- Born: 1967 Auckland, New Zealand
- Nationality: New Zealander
- Area(s): cartoonist, illustrator
- Awards: 2012 Cartoonist of the Year, Canon Media Awards

= Guy Body =

New Zealand cartoonist

Guy Keverne Body (born 1967) is a New Zealand cartoonist.

Born in Auckland, Body began drawing cartoons while at Takapuna Grammar School: "obscene versions of Sesame Street and The Wombles." At the start of his career, he was advised by the prominent New Zealand cartoonist Sir Gordon Minhinnick to "go somewhere and learn how to draw."` Since 1986 Body has worked in New Zealand and the United Kingdom as a newspaper artist and cartoonist, creating information graphics, graphs, and editorial cartoons in the New Zealand Truth, the Scotsman, the Auckland Star, and the New Zealand Herald. From 2004 he has been the backup editorial cartoonist for the Herald, preparing the Monday cartoon and substituting for Rod Emmerson when needed. He has also worked as a book illustrator.

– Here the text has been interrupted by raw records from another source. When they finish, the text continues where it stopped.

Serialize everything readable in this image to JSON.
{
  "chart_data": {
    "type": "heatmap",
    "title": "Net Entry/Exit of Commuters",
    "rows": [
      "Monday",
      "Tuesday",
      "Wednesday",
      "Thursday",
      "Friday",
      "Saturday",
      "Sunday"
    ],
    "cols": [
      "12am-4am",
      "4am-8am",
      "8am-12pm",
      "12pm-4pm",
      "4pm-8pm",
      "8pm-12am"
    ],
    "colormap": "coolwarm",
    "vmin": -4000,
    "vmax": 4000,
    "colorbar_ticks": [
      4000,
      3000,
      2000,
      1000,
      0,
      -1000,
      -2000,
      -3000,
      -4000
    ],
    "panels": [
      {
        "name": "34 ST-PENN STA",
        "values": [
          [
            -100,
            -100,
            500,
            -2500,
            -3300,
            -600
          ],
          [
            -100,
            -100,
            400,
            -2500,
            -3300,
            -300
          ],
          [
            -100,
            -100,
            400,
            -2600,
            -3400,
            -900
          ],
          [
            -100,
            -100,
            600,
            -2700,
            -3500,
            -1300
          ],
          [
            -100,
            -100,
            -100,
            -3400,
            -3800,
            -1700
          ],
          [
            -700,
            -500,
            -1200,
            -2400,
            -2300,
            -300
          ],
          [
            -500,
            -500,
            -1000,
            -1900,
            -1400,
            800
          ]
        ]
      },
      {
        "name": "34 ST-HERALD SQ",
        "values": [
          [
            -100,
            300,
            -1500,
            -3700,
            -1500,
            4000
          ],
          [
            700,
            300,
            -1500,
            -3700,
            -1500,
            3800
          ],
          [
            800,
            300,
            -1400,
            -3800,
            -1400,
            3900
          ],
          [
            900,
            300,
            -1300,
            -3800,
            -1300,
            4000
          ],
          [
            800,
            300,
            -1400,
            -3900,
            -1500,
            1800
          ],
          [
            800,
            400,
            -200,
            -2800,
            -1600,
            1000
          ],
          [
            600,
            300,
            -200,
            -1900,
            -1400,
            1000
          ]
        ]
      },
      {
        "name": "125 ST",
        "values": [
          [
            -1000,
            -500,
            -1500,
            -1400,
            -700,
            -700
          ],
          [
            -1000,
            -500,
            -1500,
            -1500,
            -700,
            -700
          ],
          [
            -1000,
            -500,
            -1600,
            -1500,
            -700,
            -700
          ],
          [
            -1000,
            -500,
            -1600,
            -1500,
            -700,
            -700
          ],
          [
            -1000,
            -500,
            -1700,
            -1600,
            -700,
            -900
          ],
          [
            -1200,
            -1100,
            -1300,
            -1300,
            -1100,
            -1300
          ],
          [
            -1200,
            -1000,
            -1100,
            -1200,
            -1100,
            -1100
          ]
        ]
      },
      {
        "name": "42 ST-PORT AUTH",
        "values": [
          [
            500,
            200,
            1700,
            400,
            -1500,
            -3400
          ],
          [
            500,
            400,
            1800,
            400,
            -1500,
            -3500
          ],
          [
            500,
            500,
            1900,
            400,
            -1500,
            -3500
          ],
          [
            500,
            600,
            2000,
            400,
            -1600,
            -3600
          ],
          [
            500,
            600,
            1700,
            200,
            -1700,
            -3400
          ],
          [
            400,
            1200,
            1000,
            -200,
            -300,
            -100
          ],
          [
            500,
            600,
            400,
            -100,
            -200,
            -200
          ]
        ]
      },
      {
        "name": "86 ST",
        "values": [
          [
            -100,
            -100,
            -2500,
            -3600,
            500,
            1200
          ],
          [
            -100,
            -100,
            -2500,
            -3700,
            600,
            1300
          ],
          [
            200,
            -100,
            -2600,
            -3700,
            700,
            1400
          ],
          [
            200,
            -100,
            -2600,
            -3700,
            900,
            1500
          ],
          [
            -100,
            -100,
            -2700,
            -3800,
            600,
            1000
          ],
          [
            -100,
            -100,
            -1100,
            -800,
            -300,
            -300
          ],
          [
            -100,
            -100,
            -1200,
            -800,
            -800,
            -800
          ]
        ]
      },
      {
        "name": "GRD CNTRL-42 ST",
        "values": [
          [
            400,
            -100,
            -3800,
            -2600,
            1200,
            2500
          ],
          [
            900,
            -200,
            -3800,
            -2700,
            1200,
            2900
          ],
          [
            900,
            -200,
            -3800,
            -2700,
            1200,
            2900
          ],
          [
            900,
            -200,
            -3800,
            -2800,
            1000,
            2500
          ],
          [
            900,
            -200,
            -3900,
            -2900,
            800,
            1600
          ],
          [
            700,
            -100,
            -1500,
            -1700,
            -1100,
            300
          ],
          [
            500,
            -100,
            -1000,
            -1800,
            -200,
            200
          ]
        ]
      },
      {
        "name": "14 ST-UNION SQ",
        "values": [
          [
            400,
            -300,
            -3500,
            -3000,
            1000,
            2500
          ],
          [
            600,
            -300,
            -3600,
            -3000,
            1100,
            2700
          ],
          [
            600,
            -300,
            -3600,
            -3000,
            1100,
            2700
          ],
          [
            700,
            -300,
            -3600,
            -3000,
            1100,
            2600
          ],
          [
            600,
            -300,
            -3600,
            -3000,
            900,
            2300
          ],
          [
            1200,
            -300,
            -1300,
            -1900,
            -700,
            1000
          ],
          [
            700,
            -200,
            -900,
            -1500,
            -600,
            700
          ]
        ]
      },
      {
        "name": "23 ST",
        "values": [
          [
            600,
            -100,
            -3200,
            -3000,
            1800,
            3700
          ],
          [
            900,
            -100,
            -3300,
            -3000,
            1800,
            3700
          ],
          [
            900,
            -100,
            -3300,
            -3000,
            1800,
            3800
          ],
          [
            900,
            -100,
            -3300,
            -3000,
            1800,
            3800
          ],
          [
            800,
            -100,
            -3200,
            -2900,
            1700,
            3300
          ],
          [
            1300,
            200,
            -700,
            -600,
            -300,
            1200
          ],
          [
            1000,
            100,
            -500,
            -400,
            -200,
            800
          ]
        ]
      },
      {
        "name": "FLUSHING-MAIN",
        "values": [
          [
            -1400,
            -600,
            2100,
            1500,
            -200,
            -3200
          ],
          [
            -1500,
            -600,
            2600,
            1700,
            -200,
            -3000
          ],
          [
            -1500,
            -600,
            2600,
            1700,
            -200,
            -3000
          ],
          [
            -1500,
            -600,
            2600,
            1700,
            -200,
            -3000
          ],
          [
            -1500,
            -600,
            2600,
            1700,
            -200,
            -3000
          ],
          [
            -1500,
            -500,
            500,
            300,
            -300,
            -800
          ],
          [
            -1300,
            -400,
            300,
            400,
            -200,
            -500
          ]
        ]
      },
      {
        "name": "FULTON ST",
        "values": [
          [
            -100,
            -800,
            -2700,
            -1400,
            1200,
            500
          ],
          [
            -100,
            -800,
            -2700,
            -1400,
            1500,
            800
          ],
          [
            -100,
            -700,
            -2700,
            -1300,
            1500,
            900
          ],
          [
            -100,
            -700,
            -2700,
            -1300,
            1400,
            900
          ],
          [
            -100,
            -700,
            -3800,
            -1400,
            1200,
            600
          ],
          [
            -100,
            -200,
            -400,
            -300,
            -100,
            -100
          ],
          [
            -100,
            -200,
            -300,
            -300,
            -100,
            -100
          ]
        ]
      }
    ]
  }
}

After being a finalist in 1997 and 2009, he won Cartoonist of the Year at the 2012 Canon Media Awards.

On 30 May 2016, the Herald published Body's cartoon of Donald Trump, depicting the presidential candidate as King Kong climbing a building, with a character labelled "Uncle Sam" being asked “You do have a plan to shoot it if it gets dangerous, don’t you?". The cartoon was the subject of a complaint to the New Zealand Media Council, claiming it was "grossly offensive and went beyond satire and acceptable taste." The Council rejected the complaint, on the basis that "cartoons are regarded as opinion and are given wide license to challenge and confront".

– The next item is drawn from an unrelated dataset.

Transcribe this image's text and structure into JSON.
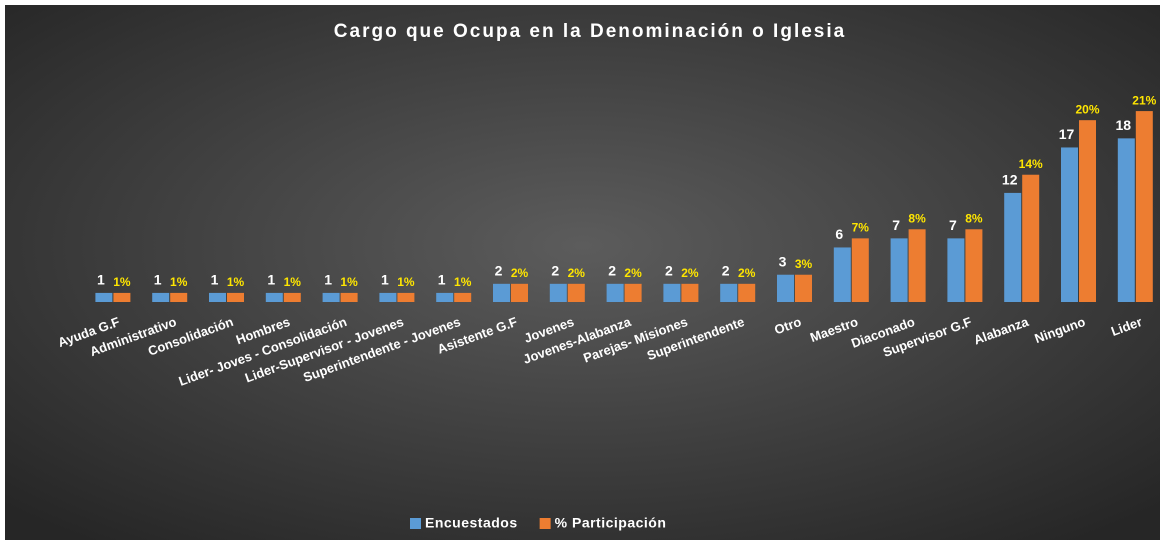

In August 2018 Body created a political cartoon on free speech, commenting on visiting right-wing Canadian speakers Stefan Molyneux and Lauren Southern who were unable to secure a speaking venue. It went viral, being viewed over 550,000 times over four days. "If only I earned a dollar per click," Body lamented.

In 2022, Guy Body illustrated the children's book, 'The Great Kiwi Dream Trip' for author Graham Minhinnick.